69). Jika seorang umat awam, yang menikmati kenikmatan indria, hidup dengan 
istri serta anak-anaknya, menggunakan wewangian serta menerima emas dan 
perak, dapat mencapai tingkat Arahat, lalu apa gunanya menjadi seorang 
bhikkhu dengan kepala tercukur, makan tergantung pada pemberian umat, 
memenuhi 150 aturan dan menjalani tigabelas latihan pertapa? Bhikkhu menahan 
diri tidak ada hasilnya, bhikkhu meninggalkan keduniawian tidak ada gunanya, 
bhikkhu memperhatikan peraturan itu sia-sia belaka, dan bhikkhu mengucapkan 
tekad lainnyapun tidak ada 
artinya. Apa gunanya menyusahkan diri sendiri dengan kesulitan, jika dengan 
kenyamananpun kebahagiaan itu dapat dicapai?" 

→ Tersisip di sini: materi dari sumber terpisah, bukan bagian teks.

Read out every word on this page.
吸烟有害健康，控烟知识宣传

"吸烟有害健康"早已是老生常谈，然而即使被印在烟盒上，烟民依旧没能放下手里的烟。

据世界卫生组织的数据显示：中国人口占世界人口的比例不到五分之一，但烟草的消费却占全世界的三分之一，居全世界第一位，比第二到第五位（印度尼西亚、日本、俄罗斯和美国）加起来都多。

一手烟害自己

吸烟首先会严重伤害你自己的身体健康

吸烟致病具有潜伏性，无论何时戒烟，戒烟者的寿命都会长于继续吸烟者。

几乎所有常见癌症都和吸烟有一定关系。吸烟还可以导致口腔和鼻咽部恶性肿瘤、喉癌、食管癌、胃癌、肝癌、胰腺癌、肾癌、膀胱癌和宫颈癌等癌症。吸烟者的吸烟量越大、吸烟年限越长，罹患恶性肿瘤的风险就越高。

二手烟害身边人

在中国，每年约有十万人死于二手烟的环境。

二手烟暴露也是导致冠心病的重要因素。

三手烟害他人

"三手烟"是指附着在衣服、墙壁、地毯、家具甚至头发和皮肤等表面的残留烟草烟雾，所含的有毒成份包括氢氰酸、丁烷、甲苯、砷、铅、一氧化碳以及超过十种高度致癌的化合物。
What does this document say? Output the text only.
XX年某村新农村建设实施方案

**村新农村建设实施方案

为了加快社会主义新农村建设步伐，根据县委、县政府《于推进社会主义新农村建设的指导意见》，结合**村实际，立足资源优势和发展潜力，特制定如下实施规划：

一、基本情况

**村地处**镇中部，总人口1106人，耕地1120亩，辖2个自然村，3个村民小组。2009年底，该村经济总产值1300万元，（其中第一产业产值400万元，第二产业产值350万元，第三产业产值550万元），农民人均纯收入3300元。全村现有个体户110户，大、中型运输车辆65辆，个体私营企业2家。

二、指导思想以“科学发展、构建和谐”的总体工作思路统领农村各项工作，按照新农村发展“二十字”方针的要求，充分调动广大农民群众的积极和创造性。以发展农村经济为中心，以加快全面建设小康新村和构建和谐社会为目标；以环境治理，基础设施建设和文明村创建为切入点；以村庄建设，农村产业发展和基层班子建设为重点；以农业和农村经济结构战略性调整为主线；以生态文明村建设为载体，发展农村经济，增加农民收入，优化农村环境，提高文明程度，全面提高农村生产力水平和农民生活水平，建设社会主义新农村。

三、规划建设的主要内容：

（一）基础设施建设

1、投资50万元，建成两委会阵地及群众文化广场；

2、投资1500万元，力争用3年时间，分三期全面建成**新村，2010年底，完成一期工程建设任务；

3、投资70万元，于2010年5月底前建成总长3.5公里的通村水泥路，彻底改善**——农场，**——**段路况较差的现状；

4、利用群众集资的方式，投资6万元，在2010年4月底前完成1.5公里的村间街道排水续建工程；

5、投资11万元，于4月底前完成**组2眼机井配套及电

"Memang benar adanya jika dikatakan bahwa orang yang berlatih dengan benar 
adalah orang yang terbaik, tak peduli apakah dia itu seorang bhikkhu ataupun 
umat awam. Jika seorang pertapa yang berpikir Aku adalah seorang pertapa 
tidak berlatih dengan benar, maka ia jauh dari kehidupan pertapa. Apalagi 
perumah tangga yang mengenakan pakaian umat awam! 
Tetapi walaupun demikian, keuntungan yang didapat sebagai seorang pertapa 
itu terlalu banyak untuk bisa diukur. Karena hanya mempunyai sedikit 
keinginan, maka ia mudah puas. Ia menjauhkan diri dari masyarakat. Dengan 
bersungguh hati, tidak berumahtangga, ia menjalani peraturan, ia teguh dan 
trampil dalam latihan menyingkirkan kekotoran batin. Karena itulah ia dapat 
dengan cepat menyelesaikan tugas yang 
dijalaninya. Seperti halnya, O Baginda, tombak Baginda, karena halus dan 
lurus ia dapat dengan cepat mencapai sasaran." 
55. Praktek Penahanan Diri 
"Ketika Sang Bodhisatta sedang mempraktekkan penahanan diri dengan begitu 
kerasnya, Beliau tidak dapat mencapai tujuannya. Maka kemudian Beliau 
meninggalkan praktek tersebut dan berpikir, 'Tak mungkinkah ada jalan lain 
menuju kebebasan?' (M. i. 246). Tetapi ketika menyuruh para 
muridnya, Beliau bersabda: 
     Ambillah tindakan, tinggalkan kehidupan duniawi, 
     Paksakanlah diri kalian dalam ajaranKu, 
     Dan hancurkanlah pasukan kematian 
     Bagaikan gajah menghancurkan rumah buluh'." 
(S. i. 156, Kvu. 203, Thag. 256) 
"Mengapa Sang Tathagata menyuruh para muridnya mengikuti latihan yang oleh 
Beliau sendiri telah ditinggalkan?" 
"Karena pada saat itu, O Baginda, dan masih sampai saat ini juga, hanya 
itulah satu-satunya jalan. Dan lewat jalan itulah Sang Bodhisatta mencapai 
ke-Buddha-an. Sang Bodhisatta, yang memaksakan dirinya dengan amat sangat, 
mengurangi makanan yang dimakannya sampai kemudian tidak makan sama sekali. 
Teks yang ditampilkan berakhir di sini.